Réforme financière mondiale
En fait, la recherche d’une compréhension commune de l’article 2.1c est l’occasion de corriger les déséquilibres structurels du système financier mondial en général. Les pays en développement sont soumis à des coûts d’emprunt plus élevés et n’ont qu’un accès limité aux liquidités en temps de crise. L’endettement croissant qui en résulte entrave les investissements des pays en développement dans les domaines de la santé, de l’éducation et de la protection sociale. Pendant des décennies, ces déséquilibres ont directement conduit au type de dégradation de l’environnement que nous connaissons aujourd’hui. La réforme n’est pas seulement une chance de remédier aux symptômes du changement climatique galopant, c’est une chance de tuer le virus au cœur de cette crise.

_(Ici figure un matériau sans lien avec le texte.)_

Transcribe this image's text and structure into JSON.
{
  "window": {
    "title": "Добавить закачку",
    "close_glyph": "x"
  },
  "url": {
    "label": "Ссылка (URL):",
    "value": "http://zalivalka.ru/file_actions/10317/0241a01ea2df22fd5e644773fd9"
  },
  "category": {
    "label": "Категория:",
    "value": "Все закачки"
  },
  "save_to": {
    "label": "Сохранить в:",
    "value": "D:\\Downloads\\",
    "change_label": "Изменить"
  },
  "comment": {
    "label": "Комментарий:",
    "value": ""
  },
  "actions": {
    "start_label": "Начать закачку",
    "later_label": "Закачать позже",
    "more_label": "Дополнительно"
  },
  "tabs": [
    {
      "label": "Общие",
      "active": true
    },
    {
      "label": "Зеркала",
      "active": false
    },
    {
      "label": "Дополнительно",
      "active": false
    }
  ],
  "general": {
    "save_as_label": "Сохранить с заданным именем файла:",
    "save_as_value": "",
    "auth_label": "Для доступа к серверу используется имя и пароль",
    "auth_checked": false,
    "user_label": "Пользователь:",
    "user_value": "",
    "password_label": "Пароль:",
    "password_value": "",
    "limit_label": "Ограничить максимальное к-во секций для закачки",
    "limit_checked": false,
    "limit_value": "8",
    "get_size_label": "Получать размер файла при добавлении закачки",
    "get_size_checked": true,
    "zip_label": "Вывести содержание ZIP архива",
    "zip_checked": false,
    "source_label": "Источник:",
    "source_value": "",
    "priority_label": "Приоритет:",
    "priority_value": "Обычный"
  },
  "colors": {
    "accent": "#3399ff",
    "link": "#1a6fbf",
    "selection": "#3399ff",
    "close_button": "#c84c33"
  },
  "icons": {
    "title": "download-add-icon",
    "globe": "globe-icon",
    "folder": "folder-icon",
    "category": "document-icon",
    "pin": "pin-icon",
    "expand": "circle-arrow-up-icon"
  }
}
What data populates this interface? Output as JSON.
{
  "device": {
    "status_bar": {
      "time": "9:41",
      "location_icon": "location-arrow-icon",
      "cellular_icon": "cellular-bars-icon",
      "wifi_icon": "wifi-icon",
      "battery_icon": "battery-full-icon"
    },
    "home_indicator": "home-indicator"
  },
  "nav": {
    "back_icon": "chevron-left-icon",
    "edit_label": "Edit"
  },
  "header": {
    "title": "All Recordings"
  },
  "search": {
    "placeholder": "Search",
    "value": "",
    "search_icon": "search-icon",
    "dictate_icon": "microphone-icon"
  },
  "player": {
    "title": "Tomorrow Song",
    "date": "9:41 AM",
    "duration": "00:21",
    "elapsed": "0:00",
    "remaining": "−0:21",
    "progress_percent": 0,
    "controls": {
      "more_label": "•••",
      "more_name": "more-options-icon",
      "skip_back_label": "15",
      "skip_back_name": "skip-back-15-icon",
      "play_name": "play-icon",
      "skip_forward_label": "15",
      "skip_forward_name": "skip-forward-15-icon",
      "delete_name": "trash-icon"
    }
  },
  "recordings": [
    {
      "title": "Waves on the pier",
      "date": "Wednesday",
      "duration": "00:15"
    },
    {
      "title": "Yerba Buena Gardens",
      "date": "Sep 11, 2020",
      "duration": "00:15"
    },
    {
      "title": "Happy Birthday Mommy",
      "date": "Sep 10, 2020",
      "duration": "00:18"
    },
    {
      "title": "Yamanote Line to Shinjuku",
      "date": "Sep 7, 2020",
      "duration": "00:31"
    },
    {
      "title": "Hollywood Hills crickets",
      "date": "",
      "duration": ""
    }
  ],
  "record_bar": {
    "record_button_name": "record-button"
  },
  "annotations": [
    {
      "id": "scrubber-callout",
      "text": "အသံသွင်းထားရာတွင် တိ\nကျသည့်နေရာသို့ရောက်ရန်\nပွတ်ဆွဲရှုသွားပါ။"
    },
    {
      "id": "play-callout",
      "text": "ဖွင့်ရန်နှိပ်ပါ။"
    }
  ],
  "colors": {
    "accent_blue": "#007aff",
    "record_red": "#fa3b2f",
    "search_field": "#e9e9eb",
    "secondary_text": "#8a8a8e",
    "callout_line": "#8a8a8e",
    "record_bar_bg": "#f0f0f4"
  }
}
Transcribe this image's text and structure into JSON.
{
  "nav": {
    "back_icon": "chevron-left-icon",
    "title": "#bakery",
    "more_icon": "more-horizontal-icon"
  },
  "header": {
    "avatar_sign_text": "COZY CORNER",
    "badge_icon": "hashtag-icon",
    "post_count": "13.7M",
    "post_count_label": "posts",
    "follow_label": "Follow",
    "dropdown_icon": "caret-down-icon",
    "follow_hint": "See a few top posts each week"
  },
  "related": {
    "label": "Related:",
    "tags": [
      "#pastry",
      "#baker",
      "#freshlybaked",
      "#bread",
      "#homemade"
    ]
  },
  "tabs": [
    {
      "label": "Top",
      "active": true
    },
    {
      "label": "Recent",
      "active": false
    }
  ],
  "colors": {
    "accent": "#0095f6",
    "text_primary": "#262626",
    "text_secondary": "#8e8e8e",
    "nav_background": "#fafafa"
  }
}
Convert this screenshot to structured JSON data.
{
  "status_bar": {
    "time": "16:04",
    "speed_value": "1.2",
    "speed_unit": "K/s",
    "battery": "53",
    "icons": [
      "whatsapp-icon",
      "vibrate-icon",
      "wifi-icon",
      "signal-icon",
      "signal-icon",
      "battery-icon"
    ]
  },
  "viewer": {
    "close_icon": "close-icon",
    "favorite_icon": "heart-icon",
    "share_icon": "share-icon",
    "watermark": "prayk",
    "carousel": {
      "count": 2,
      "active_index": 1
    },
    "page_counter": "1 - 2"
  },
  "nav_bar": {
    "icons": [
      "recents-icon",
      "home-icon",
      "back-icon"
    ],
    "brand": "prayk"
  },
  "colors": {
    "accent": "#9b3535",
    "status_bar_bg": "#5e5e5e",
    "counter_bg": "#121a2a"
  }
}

Nous voyons déjà des exemples de réforme du système financier mondial qui rapprochent le financement et le financement de l’action climatique de manière plus holistique. L’attention portée à la dépendance d’un certain nombre de pays en développement producteurs de pétrole et de gaz à l’égard de l’extraction de combustibles fossiles pour générer les recettes nécessaires à la bonne marche de leurs services publics et au remboursement des dettes publiques a donné lieu à une vague d’actions appelant à un examen plus approfondi de la suspension de la dette, de la restructuration de la dette ou de l’échange « dette contre nature ». Ces mesures sont les bienvenues car elles reconnaissent l’interconnexion du système financier ; rien ne se produit de manière isolée. Les résultats favorables aux pays endettés par les combustibles fossiles sont emblématiques d’un processus qui veut assurer l’équité. Nous voulons en voir davantage.
L’action climatique est trop souvent décrite sous l’angle de ce que nous devons perdre pour retrouver notre équilibre écologique et environnemental. Mais une compréhension commune de l’article 2.1c – un alignement de la vision et de la stratégie – a le pouvoir de débloquer une transition économique durable, bénéfique et juste. Avec cette étoile polaire en ligne de mire, nous devons travailler encore plus dur pour l’atteindre.
Cet article fait partie d’une série sur le financement climatique organisée en partenariat avec l’institut de l’Université des Nations Unies pour l’environnement et la sécurité humaine, à la Munich Climate Insurance Initiative (MCII) et à LUCCC/START.